Dr. Cook on instilling the value of service in the next generation.

“It’s very rewarding to know that you play some role in introducing that concept to future physicians so that they also will provide uncompensated care and service to less fortunate patients,” he says.

The Edward Via College of Osteopathic Medicine-Virginia Campus in Blacksburg (VCOM-Virginia Campus) was founded in 2001 with the mission of training physicians to meet the needs of rural and underserved patients. The school requires all third-year osteopathic medical students to complete a rotation in rural or underserved health care; students choose from rotation sites in Appalachia or permanent clinics in the Dominican Republic, Honduras and El Salvador.

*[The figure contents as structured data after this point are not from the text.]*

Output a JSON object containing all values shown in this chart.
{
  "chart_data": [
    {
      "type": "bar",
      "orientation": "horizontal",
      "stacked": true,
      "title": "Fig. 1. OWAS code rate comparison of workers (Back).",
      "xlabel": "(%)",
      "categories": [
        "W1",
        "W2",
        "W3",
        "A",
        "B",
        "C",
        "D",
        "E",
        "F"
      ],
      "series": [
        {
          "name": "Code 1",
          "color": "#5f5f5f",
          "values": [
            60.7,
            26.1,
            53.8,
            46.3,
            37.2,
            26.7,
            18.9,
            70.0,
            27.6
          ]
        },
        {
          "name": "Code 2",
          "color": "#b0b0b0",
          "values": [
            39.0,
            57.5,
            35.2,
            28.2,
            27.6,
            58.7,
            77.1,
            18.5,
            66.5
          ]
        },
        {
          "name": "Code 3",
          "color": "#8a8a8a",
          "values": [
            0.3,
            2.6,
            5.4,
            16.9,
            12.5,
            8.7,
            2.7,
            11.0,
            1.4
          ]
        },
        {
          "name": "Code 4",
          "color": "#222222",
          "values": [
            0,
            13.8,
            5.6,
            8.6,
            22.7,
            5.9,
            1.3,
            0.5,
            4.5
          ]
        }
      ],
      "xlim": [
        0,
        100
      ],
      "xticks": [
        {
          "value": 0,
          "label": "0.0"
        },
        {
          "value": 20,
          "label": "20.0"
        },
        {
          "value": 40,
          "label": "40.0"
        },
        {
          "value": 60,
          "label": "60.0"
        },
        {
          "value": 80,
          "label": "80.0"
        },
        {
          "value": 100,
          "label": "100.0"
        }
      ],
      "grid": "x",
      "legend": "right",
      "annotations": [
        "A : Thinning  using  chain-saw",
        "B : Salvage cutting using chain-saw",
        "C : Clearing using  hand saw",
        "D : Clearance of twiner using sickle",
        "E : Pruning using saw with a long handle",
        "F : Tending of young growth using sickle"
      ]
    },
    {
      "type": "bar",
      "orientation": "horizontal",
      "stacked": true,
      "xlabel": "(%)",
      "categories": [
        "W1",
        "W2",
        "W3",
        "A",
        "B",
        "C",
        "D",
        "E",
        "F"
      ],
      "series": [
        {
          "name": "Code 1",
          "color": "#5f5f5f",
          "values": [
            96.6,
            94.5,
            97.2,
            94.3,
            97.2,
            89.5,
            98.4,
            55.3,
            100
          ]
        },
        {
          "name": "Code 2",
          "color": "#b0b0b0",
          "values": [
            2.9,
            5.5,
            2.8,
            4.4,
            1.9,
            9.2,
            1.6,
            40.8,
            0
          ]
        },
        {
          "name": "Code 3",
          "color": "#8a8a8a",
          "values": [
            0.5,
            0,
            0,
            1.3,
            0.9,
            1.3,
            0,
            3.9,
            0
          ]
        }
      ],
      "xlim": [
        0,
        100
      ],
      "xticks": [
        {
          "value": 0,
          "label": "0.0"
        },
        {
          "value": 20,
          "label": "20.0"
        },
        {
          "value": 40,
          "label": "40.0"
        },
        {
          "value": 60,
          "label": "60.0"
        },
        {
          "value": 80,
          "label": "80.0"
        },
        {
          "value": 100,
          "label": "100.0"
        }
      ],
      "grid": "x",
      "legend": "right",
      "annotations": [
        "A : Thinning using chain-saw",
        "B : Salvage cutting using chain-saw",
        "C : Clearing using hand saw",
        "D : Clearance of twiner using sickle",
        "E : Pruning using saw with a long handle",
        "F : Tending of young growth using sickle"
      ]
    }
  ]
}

“This rotation requirement stems from our mission to recruit from, train in and hopefully return physicians to rural and underserved areas, particularly in Appalachia,” says Jan Willcox, DO, the dean of VCOM-Virginia Campus. “We feel that by having this mission component, we attract a certain type of student.”

The evaluations for these rotations are often positive, Dr. Willcox says, and students also frequently return to their third-year rotation sites during their fourth-year elective rotations.

Roughly half of osteopathic medical schools offer students an organized international rotation, according to the American Association of Colleges of Osteopathic Medicine and the AOA’s Bureau of International Osteopathic Medicine.

Interest grows

Medical students have become more interested in international service in the last decade. “With globalization, the world has become a lot smaller, and the needs of the world are becoming better known,” Dr Banks says. “Medical students and young physicians are saying, ‘I have this resource, I can do something with it.’ I’ve seen that desire increase over the years.”

Joseph H. Kidd, OMS II, works with a patient on a 2014 mission trip in the Dominican Republic organized by VCOM-Virginia Campus.

Dr. Willcox agrees, noting that VCOM-Virginia Campus also offers second-year students the option to complete a one-week medical mission at one of its three international clinics.

“Each year, we see an increase in our applications for our second-year one-week experiences as well as the third-year international rotations,” she says. “Last year alone, we had a 50% increase in our applications for the second-year one-week missions for the class of 2017.”

DOs and students interested in international service can apply to travel with DOCARE International, which organizes osteopathically-focused medical outreach trips to underserved areas in many countries, including Vietnam, Guatemala and Malawi. Elevated interest over the past five years has led DOCARE to increase its number of annual missions from 12 in 2010 to nearly 20 this year, says its executive director, Mike Mallie.

Students and DOs can also apply for humanitarian grants from the American Osteopathic Foundation to travel to medical missions. The AOF also provides Ready Relief Boxes containing medications and other equipment for physicians embarking on medical missions.